Nine patients (7.5%) had recurrent instability requiring revision surgery. BSSR (patients with recurrence, 18.6% ± 19.4%; patients without recurrence, 41.8% ± 10.5%; = .01), glenoid bone defect size (17.5% ± 3.6% vs 11.7% ± 7.0%; = .02), age at the time of first dislocation (18.8 ± 3.9 years vs 22.0 ± 6.5 years; = .04), and number of suture anchors used (4.1 ± 0.3 vs 5.8 ± 1.6; < .001) showed significant differences between patients with and without surgical failure. Multivariate logistic regression analysis revealed surgical failure to be correlated with BSSR (odds ratio, 0.849; = .02) and the number of suture anchors used (odds ratio, 0.070; = .03). The critical value of BSSR was 29.3% (area under the curve, 0.84; 95% CI, 0.67-1.00; < .001; sensitivity, 78%; specificity, 93%).
Glenoid concavity is strongly correlated with surgical failure after arthroscopic stabilization procedures for anterior shoulder instability. The value of BSSR reflects shoulder instability caused by glenoid bone morphology more accurately than glenoid bone defect size.
冈下肌收缩时对肩胛盂的挤压是盂肱关节稳定性的关键机制之一。
目的/假设:本研究旨在评估肩胛盂的形态(以骨性肩稳定性比 BSSR 表示)和其他因素(包括盂骨缺损大小)对复发性肩关节前向不稳定行关节镜稳定手术失败的影响。

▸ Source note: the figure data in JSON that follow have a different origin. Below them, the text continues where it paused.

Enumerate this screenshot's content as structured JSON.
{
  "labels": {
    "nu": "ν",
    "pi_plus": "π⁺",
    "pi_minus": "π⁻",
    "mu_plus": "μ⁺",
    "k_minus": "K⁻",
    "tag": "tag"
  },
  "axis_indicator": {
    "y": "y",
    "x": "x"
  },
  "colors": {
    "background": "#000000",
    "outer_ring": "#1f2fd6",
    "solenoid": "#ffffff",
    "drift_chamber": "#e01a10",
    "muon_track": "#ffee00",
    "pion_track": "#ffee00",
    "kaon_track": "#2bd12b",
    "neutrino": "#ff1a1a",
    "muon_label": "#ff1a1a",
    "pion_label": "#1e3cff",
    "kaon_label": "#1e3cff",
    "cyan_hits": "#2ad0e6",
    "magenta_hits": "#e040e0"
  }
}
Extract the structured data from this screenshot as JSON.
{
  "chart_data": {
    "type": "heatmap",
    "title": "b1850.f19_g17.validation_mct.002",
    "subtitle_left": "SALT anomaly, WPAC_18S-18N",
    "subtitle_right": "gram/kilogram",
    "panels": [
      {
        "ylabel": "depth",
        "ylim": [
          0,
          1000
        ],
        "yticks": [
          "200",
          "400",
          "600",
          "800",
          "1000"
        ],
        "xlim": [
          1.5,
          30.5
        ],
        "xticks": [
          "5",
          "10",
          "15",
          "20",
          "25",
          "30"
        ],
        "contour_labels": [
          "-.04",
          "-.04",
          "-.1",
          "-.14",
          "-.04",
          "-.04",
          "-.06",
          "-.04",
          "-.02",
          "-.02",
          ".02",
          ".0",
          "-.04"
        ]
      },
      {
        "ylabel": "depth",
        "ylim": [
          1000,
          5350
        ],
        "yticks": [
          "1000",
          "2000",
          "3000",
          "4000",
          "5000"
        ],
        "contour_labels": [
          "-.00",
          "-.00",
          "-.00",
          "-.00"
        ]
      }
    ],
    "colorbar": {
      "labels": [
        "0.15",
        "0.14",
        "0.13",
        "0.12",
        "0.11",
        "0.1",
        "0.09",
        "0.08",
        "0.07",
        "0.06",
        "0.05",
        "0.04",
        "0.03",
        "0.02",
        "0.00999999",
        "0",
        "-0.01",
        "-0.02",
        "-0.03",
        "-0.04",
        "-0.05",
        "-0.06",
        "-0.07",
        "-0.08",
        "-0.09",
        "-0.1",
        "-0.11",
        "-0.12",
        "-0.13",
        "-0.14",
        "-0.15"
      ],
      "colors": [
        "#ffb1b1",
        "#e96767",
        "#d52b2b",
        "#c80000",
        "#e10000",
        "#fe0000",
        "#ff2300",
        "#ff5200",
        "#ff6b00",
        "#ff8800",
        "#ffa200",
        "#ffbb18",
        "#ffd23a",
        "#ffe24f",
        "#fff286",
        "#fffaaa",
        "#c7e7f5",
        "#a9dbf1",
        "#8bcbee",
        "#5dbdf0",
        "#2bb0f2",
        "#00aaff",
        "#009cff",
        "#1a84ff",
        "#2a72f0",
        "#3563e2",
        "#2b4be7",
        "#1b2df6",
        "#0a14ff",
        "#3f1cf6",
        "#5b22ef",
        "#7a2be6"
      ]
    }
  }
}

作者还旨在确定 BSSR 的临界值。假设肩胛盂形态和盂骨缺损大小都与手术失败相关,其中肩胛盂形态的相关性更强。
病例对照研究;证据等级,3 级。
共纳入 120 例因复发性肩关节前向不稳定行关节镜稳定手术的患者。排除有骨 Bankart 损伤的患者,以消除骨碎片修复对肩胛盂形态的术后影响。对于每个患者,记录包括 BSSR、盂骨缺损大小、存在外侧移位的 Hill-Sachs 损伤、初次脱位年龄在内的变量因素。采用卡方检验和 Student t 检验分析各变量对手术失败的影响。采用多变量逻辑回归分析确定>2 个变量对手术失败的联合影响。通过受试者工作特征曲线分析 BSSR 的临界值。
9 例(7.5%)患者出现需要翻修手术的复发性不稳定。BSSR(复发组,18.6%±19.4%;未复发组,41.8%±10.5%; =.01)、盂骨缺损大小(17.5%±3.6%比 11.7%±7.0%; =.02)、初次脱位年龄(18.8±3.9 岁比 22.0±6.5 岁; =.04)和缝线锚钉使用数量(4.1±0.3 比 5.8±1.6; <.001)在手术失败患者与无手术失败患者之间存在显著差异。多变量逻辑回归分析显示手术失败与 BSSR(比值比,0.849; =.02)和缝线锚钉使用数量(比值比,0.070; =.03)相关。BSSR 的临界值为 29.3%(曲线下面积,0.84;95%CI,0.67-1.00; <.001;灵敏度,78%;特异性,93%)。
肩胛盂形态与关节镜稳定手术治疗肩关节前向不稳定后的手术失败密切相关。BSSR 值比盂骨缺损大小更能准确反映由肩胛盂骨形态引起的肩关节不稳定。